Former Turks and Caicos Premier jailed for corruption

On Friday, 29 May 2026, a historic corruption prosecution in the Turks and Caicos Islands reached its conclusion when former premier Michael Misick received an effective custodial sentence of four years and 26 days, closing a years-long legal process that has reshaped public expectations of political accountability in the territory.

Misick’s conviction dates back to 4 February 2026, when Supreme Court Justice Rajendra Narine found him guilty on three separate counts of bribery tied to fraudulent government land and development deals. The sentencing hearing was held in a packed Supreme Court courtroom, drawing widespread public attention as the most high-profile political corruption case in the territory’s history.

In his remarks from the bench, Justice Narine emphasized that corrupt conduct by elected public officials constitutes a profound violation of the public trust granted by citizens. He ruled that the public interest demands custodial sentences to both hold wrongdoers accountable and send a clear deterrent message to other public officials who might consider similar illegal activity. The justice rejected repeated arguments from Misick’s defense team that the former premier should receive a suspended sentence, noting that even the defense had implicitly acknowledged the severity of the offenses crossed the threshold requiring jail time.
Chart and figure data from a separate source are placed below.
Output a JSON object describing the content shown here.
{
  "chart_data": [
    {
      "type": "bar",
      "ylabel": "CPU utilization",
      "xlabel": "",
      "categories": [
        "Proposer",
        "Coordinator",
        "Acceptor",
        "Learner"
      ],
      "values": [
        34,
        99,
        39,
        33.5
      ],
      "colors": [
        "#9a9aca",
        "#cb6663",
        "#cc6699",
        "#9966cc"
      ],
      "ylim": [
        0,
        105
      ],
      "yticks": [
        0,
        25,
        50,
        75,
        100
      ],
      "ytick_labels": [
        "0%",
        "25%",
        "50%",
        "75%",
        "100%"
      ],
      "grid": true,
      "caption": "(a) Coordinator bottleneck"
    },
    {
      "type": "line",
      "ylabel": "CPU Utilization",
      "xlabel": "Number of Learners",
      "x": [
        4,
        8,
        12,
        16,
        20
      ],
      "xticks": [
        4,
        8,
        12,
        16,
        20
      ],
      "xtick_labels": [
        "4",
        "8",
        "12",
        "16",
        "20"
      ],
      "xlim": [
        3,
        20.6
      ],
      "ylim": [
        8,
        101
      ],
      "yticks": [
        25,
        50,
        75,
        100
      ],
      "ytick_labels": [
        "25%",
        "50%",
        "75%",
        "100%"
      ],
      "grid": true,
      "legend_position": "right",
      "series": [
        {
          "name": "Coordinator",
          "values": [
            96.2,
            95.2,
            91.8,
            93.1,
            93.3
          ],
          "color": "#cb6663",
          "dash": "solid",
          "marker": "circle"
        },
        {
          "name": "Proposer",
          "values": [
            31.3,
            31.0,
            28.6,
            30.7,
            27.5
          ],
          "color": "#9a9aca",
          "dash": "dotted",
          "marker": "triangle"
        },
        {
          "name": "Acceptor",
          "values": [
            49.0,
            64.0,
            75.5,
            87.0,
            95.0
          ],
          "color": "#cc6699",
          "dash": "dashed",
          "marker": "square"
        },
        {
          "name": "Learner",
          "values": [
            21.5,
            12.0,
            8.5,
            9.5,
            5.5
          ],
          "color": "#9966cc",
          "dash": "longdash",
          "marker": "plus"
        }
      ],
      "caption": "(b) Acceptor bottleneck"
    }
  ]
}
Narine classified Misick’s crimes as falling into the highest category of corruption severity, citing three core aggravating factors: the massive illegal financial gains tied to the schemes, the deliberate abuse of the highest public office in the territory, and the sophisticated, carefully constructed systems the defendants used to execute and hide their criminal activity. He initially set an eight-year prison term for each of the three bribery convictions before reviewing both aggravating and mitigating circumstances presented during the sentencing phase.

The court ultimately reduced the combined sentence by five years after accounting for a series of mitigating factors. These included the multi-year delay in bringing the case to trial, a violation of Misick’s constitutional right to a trial within a reasonable timeframe, the 339 days he already spent in pre-extradition custody in Brazil, and personal circumstances submitted by the defense. Narine also factored in Misick’s lack of prior criminal convictions, his decades of prior public service to the territory, his family situation, and medical evidence submitted during the hearing.

After adjustments, the court handed down three-year sentences for counts one and three, and a five-year sentence for count two. Further credit was granted for the pre-trial custody Misick served in Brazil during extradition proceedings, reducing those sentences to two years and 16 days for counts one and three, and four years and 26 days for count two. All sentences will run concurrently, resulting in the final effective term of four years and 26 days.

Misick was not the only defendant convicted in the case: former Cabinet minister McAllister Hanchell was found guilty on two bribery counts, and local attorney Thomas “Chal” Misick was convicted on four counts of money laundering connected to the same scheme. Prosecutors allege the illegal land and development deals generated millions of dollars in unlawful, off-the-books payments for the co-conspirators.

In his February ruling upholding the conviction, Narine reiterated a core principle of democratic governance, stating that public office “is not a licence for personal enrichment.” He found that Misick had repeatedly violated the baseline standards of honesty and integrity that the public is entitled to expect from all elected officials.